The reason I’m using “Company A, B, and C” is because although Company A was the least expensive for these prescriptions in this state and county, Company A may very likely be the highest Plan for four different prescriptions in a different state and county. It ALL depends on your specific prescriptions. That is why I am not listing specific Companies.

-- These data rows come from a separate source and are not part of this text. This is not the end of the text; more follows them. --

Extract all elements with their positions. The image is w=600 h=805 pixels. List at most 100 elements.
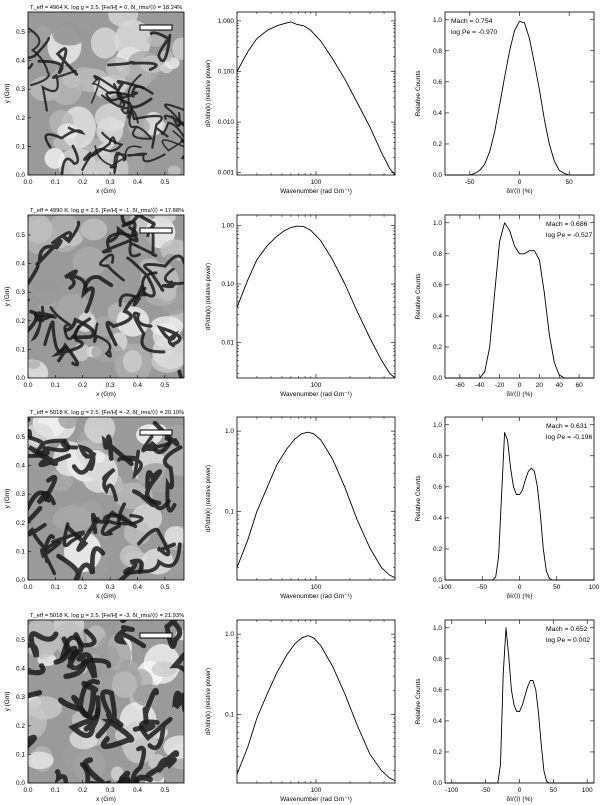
x-tick-label: 50 [550,787,558,794]
x-axis-label: x (Gm) [96,593,116,600]
x-axis-label: δI/⟨I⟩ (%) [506,187,532,195]
y-axis-label: dP/dln(k) (relative power) [206,668,212,735]
x-tick-label: 0.4 [133,584,142,591]
y-tick-label: 0.10 [221,281,234,288]
y-tick-label: 0.1 [16,346,25,353]
y-tick-label: 0.4 [16,666,25,673]
scale-bar [139,227,173,234]
y-axis-label: Relative Counts [415,678,422,725]
panel-title: T_eff = 4964 K, log g = 2.5, [Fe/H] = 0,… [30,4,182,11]
histogram-line [445,627,594,784]
x-axis-label: x (Gm) [96,391,116,398]
y-tick-label: 0.0 [16,375,25,382]
y-tick-label: 1.0 [225,428,234,435]
y-tick-label: 0.1 [16,143,25,150]
y-axis-label: Relative Counts [415,475,422,522]
y-tick-label: 0.2 [16,318,25,325]
y-tick-label: 0.0 [16,577,25,584]
mach-annotation: Mach = 0.631 [546,423,588,430]
y-tick-label: 0.1 [225,508,234,515]
x-tick-label: 0.2 [78,584,87,591]
y-tick-label: 0.6 [433,282,442,289]
x-tick-label: 0.5 [160,382,169,389]
x-tick-label: 0.1 [51,787,60,794]
scale-bar [139,429,173,436]
y-tick-label: 1.0 [225,631,234,638]
y-tick-label: 0.8 [433,48,442,55]
y-tick-label: 1.00 [221,222,234,229]
intensity-histogram-panel-4: -100 -50 0 50 100 0.0 0.2 0.4 0.6 0.8 1.0 δI/⟨I⟩ (%… [415,619,595,803]
y-tick-label: 0.0 [433,375,442,382]
y-axis-label: y (Gm) [4,489,11,509]
x-tick-label: 0.0 [23,179,32,186]
peclet-annotation: log Pe = 0.002 [546,637,590,644]
x-tick-label: 100 [311,382,322,389]
y-tick-label: 0.4 [16,58,25,65]
x-tick-label: 0.5 [160,179,169,186]
x-tick-label: 0.0 [23,584,32,591]
mach-annotation: Mach = 0.652 [546,626,588,633]
x-axis-label: Wavenumber (rad Gm⁻¹) [280,796,352,803]
power-spectrum-panel-1: 100 0.001 0.010 0.100 1.000 Wavenumber (rad G… [206,11,396,195]
y-axis-label: dP/dln(k) (relative power) [206,263,212,330]
y-axis-label: Relative Counts [415,70,422,117]
intensity-histogram-panel-2: -60 -40 -20 0 20 40 60 0.0 0.2 0.4 0.6 0.8 1.0 δI/⟨I⟩… [415,214,595,398]
x-tick-label: 0.2 [78,382,87,389]
y-tick-label: 0.1 [16,751,25,758]
x-tick-label: 0.2 [78,787,87,794]
y-tick-label: 0.1 [225,711,234,718]
y-tick-label: 0.2 [433,546,442,553]
x-tick-label: 0.1 [51,584,60,591]
x-tick-label: 0.0 [23,787,32,794]
histogram-line [445,222,594,379]
x-axis-label: Wavenumber (rad Gm⁻¹) [280,391,352,398]
y-tick-label: 0.01 [221,340,234,347]
intensity-histogram-panel-1: -50 0 50 0.0 0.2 0.4 0.6 0.8 1.0 δI/⟨I⟩ (%) Relati… [415,11,595,195]
y-tick-label: 0.8 [433,656,442,663]
y-tick-label: 1.0 [433,17,442,24]
y-tick-label: 0.4 [16,261,25,268]
y-tick-label: 0.8 [433,453,442,460]
y-tick-label: 0.3 [16,694,25,701]
y-axis-label: y (Gm) [4,287,11,307]
x-tick-label: 0 [518,584,522,591]
y-tick-label: 0.0 [433,780,442,787]
peclet-annotation: log Pe = -0.970 [451,29,498,36]
x-tick-label: 0 [518,382,522,389]
scale-bar [139,632,173,639]
x-tick-label: 0.3 [106,179,115,186]
panel-title: T_eff = 5018 K, log g = 2.5, [Fe/H] = -3… [30,612,184,619]
x-axis-label: x (Gm) [96,796,116,803]
x-axis-label: δI/⟨I⟩ (%) [506,390,532,398]
y-tick-label: 0.5 [16,434,25,441]
power-spectrum-panel-2: 100 0.01 0.10 1.00 Wavenumber (rad Gm⁻¹) dP/d… [206,214,396,398]
peclet-annotation: log Pe = -0.527 [546,232,593,239]
x-tick-label: 40 [556,382,564,389]
y-tick-label: 0.1 [16,548,25,555]
x-tick-label: 100 [311,584,322,591]
x-tick-label: 0.3 [106,584,115,591]
y-tick-label: 1.0 [433,220,442,227]
y-tick-label: 1.000 [218,18,235,25]
x-tick-label: -50 [481,787,491,794]
x-axis-label: Wavenumber (rad Gm⁻¹) [280,188,352,195]
y-tick-label: 0.100 [218,69,235,76]
x-tick-label: -60 [455,382,465,389]
x-tick-label: 0.4 [133,179,142,186]
y-tick-label: 0.3 [16,491,25,498]
x-tick-label: 0.3 [106,787,115,794]
y-tick-label: 1.0 [433,422,442,429]
x-tick-label: -50 [478,584,488,591]
x-axis-label: δI/⟨I⟩ (%) [506,795,532,803]
y-tick-label: 0.2 [433,344,442,351]
y-tick-label: 0.2 [433,141,442,148]
panel-title: T_eff = 5018 K, log g = 2.5, [Fe/H] = -2… [30,409,184,416]
granulation-panel-4: 0.0 0.1 0.2 0.3 0.4 0.5 0.0 0.1 0.2 0.3 0.4 0.5 x (G… [4,612,185,803]
y-tick-label: 0.3 [16,86,25,93]
x-tick-label: 0.4 [133,787,142,794]
x-tick-label: 0.0 [23,382,32,389]
y-axis-label: y (Gm) [4,84,11,104]
mach-annotation: Mach = 0.754 [451,18,493,25]
x-tick-label: -50 [465,179,475,186]
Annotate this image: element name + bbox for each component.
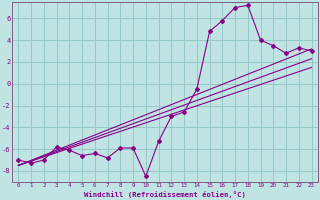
X-axis label: Windchill (Refroidissement éolien,°C): Windchill (Refroidissement éolien,°C) xyxy=(84,191,246,198)
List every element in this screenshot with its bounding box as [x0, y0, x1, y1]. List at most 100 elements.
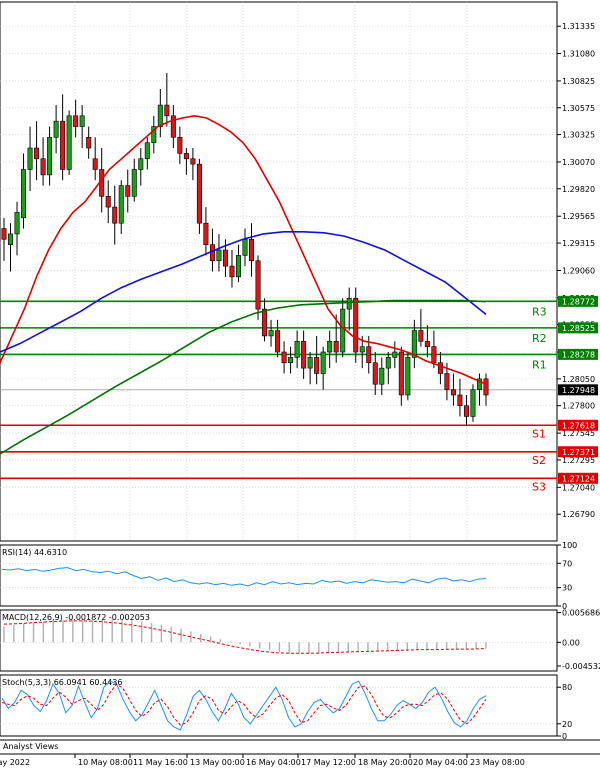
price-tick-label-4: 1.30325 — [562, 131, 595, 140]
moving-average-line-1 — [0, 231, 487, 353]
candle-body — [183, 153, 189, 160]
rsi-tick-label-3: 0 — [562, 602, 567, 611]
candle-body — [366, 346, 372, 364]
price-tick-label-1: 1.31080 — [562, 50, 595, 59]
level-badge-value-r2: 1.28525 — [562, 324, 595, 333]
price-tick-label-5: 1.30070 — [562, 158, 595, 167]
candle-body — [222, 249, 228, 267]
candle-body — [190, 158, 196, 165]
candle-body — [457, 394, 463, 407]
macd-tick-label-2: -0.004532 — [562, 662, 600, 671]
level-badge-s3 — [558, 472, 598, 484]
time-tick-label-5: 17 May 12:00 — [301, 758, 356, 767]
stoch-tick-label-1: 20 — [562, 720, 572, 729]
level-label-s2: S2 — [532, 454, 546, 467]
macd-tick-label-1: 0.00 — [562, 638, 580, 647]
current-price-value: 1.27948 — [562, 386, 595, 395]
level-label-r1: R1 — [532, 358, 547, 371]
candle-body — [424, 340, 430, 347]
candle-body — [86, 136, 92, 149]
level-badge-value-r1: 1.28278 — [562, 350, 595, 359]
price-tick-label-9: 1.29060 — [562, 266, 595, 275]
candle-body — [53, 120, 59, 138]
candle-body — [398, 351, 404, 396]
candle-body — [170, 115, 176, 138]
level-badge-r1 — [558, 348, 598, 360]
rsi-tick-label-1: 70 — [562, 559, 572, 568]
candle-body — [27, 147, 33, 170]
rsi-title: RSI(14) 44.6310 — [2, 548, 67, 557]
price-tick-label-3: 1.30575 — [562, 104, 595, 113]
macd-signal-line — [3, 620, 487, 654]
candle-body — [379, 367, 385, 385]
candle-body — [359, 346, 365, 353]
candle-body — [463, 405, 469, 417]
stoch-tick-label-2: 0 — [562, 732, 567, 741]
candle-body — [164, 104, 170, 117]
candle-body — [275, 330, 281, 353]
price-tick-label-15: 1.27545 — [562, 429, 595, 438]
candle-body — [418, 330, 424, 342]
panel-frames — [0, 1, 600, 755]
price-tick-label-17: 1.27040 — [562, 483, 595, 492]
level-badge-r2 — [558, 322, 598, 334]
rsi-panel: RSI(14) 44.6310 100 70 30 0 — [0, 541, 577, 611]
stoch-title: Stoch(5,3,3) 66.0941 60.4436 — [2, 678, 122, 687]
level-badges: 1.28772 1.28525 1.28278 1.27618 1.27371 1.271… — [558, 295, 598, 484]
candle-body — [353, 298, 359, 353]
moving-average-lines — [0, 114, 487, 455]
candle-body — [118, 185, 124, 224]
rsi-line — [1, 567, 487, 587]
price-tick-label-18: 1.26790 — [562, 510, 595, 519]
panel-frame-rsi — [0, 544, 558, 607]
candle-body — [235, 255, 241, 278]
candle-body — [242, 238, 248, 256]
candle-body — [79, 115, 85, 127]
candle-body — [34, 147, 40, 160]
candle-body — [281, 351, 287, 364]
level-badge-value-s3: 1.27124 — [562, 474, 595, 483]
macd-tick-label-0: 0.005686 — [562, 609, 600, 618]
time-tick-label-4: 16 May 04:00 — [246, 758, 301, 767]
candle-body — [144, 142, 150, 160]
candle-body — [268, 330, 274, 337]
candlestick-series — [1, 72, 489, 426]
level-badge-value-r3: 1.28772 — [562, 297, 595, 306]
level-label-r3: R3 — [532, 305, 547, 318]
candle-body — [105, 196, 111, 208]
candle-body — [255, 260, 261, 310]
level-badge-s1 — [558, 419, 598, 431]
candle-body — [131, 169, 137, 197]
price-tick-label-8: 1.29315 — [562, 239, 595, 248]
candle-body — [151, 126, 157, 143]
candle-body — [340, 308, 346, 353]
candle-body — [301, 340, 307, 369]
candle-body — [229, 265, 235, 278]
candle-body — [307, 357, 313, 369]
candle-body — [327, 340, 333, 353]
candle-body — [431, 346, 437, 364]
time-tick-label-8: 23 May 08:00 — [470, 758, 525, 767]
candle-body — [21, 169, 27, 219]
candle-body — [157, 104, 163, 127]
candle-body — [40, 158, 46, 176]
candle-body — [125, 185, 131, 197]
candle-body — [470, 389, 476, 417]
current-price-badge — [558, 384, 598, 396]
stoch-line-0 — [1, 680, 487, 731]
stoch-tick-label-0: 80 — [562, 683, 572, 692]
candle-body — [92, 158, 98, 170]
candle-body — [314, 357, 320, 374]
level-badge-s2 — [558, 446, 598, 458]
footer-label: Analyst Views — [3, 742, 58, 751]
candle-body — [476, 378, 482, 390]
level-badge-r3 — [558, 295, 598, 307]
candle-body — [346, 298, 352, 310]
candle-body — [372, 362, 378, 385]
rsi-tick-label-0: 100 — [562, 541, 577, 550]
candle-body — [216, 249, 222, 262]
candle-body — [288, 357, 294, 364]
time-tick-label-0: 9 May 2022 — [0, 758, 30, 767]
price-tick-label-13: 1.28050 — [562, 375, 595, 384]
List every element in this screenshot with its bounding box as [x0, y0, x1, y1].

I don’t want you to think that one plan is better than others, because that is definitely NOT the case.

Note Number 2

Big differences between Lowest and Highest expenses Medicare Prescription Costs at a Retail Pharmacy Company A’s annual expense when using a retail pharmacy was $1,436.10 Company B’s annual expense using the same pharmacy was $1,675.18 Company C’s annual expense using the same pharmacy was $2,012.40 The difference between the lowest Plan A and the highest Plan C is $576.30

Remember, you are getting the “Exact” same prescriptions from the “Exact” same pharmacy, but your total out of pocket expenses over the year are $576.30 less with Company A.

Note Number 3

Don’t forget Mail Order You may be surprised to see that you could reduce your expenses from $2,012.40 down to $1,436.10 by simply changing Part-D Companies from A to C. But take a look at Company B. Although their total expense using a Retail store is $1,675.18, that drops to $1,026.86 if you use their mail order option.  Now we are looking at a $985.54 savings. And it only cost a 30 minute phone call with Medicare. How many other things can you do next year to save $1,000 dollars on your healthcare costs?


If you have a Medicare Advantage Plan, your prescriptions may be included (they typically are.) However, if you have a traditional Medicare Supplement and a stand-alone Medicare Prescription Plan, it is definitely worth the time to review your prescription plan each year.